This is true as far as it goes, but the OP seems to be talking about a mostly rational agent with some buggy preferences. And in particular it knows its preferences are buggy and in exactly what way. As I mentioned elsewhere, I would expect such an agent to self-modify to apply an internal utility tax on trades among the affected assets, or otherwise compensate for the error. Exactly how it would do this, or even whether it's possible in a coherent way, is an interesting problem.
Edit: for reasons given in the comments, I don't think the question of what circular preferences actually do is well defined, so this an answer to a wrong question.
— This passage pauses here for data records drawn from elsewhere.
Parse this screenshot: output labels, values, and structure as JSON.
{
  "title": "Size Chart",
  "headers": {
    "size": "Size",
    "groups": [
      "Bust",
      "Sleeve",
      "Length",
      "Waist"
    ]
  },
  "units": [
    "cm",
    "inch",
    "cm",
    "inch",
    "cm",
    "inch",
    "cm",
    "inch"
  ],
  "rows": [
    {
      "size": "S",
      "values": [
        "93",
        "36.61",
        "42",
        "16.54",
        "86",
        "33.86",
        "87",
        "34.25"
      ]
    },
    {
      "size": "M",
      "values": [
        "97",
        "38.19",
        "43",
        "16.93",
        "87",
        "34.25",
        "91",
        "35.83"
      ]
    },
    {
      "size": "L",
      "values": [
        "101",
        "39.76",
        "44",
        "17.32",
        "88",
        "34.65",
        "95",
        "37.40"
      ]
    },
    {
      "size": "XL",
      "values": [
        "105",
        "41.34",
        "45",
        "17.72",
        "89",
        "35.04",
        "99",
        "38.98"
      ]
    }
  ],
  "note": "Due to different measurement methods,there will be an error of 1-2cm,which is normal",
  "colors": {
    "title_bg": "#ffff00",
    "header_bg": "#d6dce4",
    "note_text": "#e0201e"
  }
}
If I like Y more than X, at an exchange rate of 0.9Y for 1X, and I like Z more than Y, at an exchange rate of 0.9Z for 1Y, and I like X more than Z, at an exchange rate of 0.9X for 1Z, you might think that given 1X and the ability to trade X for Y at an exchange rate of 0.95Y for 1X, and Y for Z at an exchange rate of 0.95Z for 1Y, and Z for X at an exchange rate of 0.95X for 1Z, I would trade in a circle until I had nothing left.
But actually, if I knew that I had circular preferences, and I knew that if I had 0.95Y I would trade it for (0.95^2)Z, which I would trade for (0.95^3)X, then actually I'd be trading 1X for (0.95^3)X, which I'm obviously not going to do.
Similarly, if the exchange rates are all 1:1, but each trade costs 1 penny, and I care about 1 penny much much less than any of 1X, 1Y, or 1Z, and I trade my X for Y, I know I'm actually going to end up with X - 3 cents, so I won't make the trade.
Unless I can set a Schelling fence, in which case I will end up trading once.
So if instead of being given X, I have a 1/3 chance of each of X, Y, and Z, I would hope I wouldn't set a Schelling fence, because then my 1/3 chance of each thing becomes a 1/3 chance of each thing minus the trading penalty. So maybe I'd want to be bad at precommitments, or would I precommit not to precommit?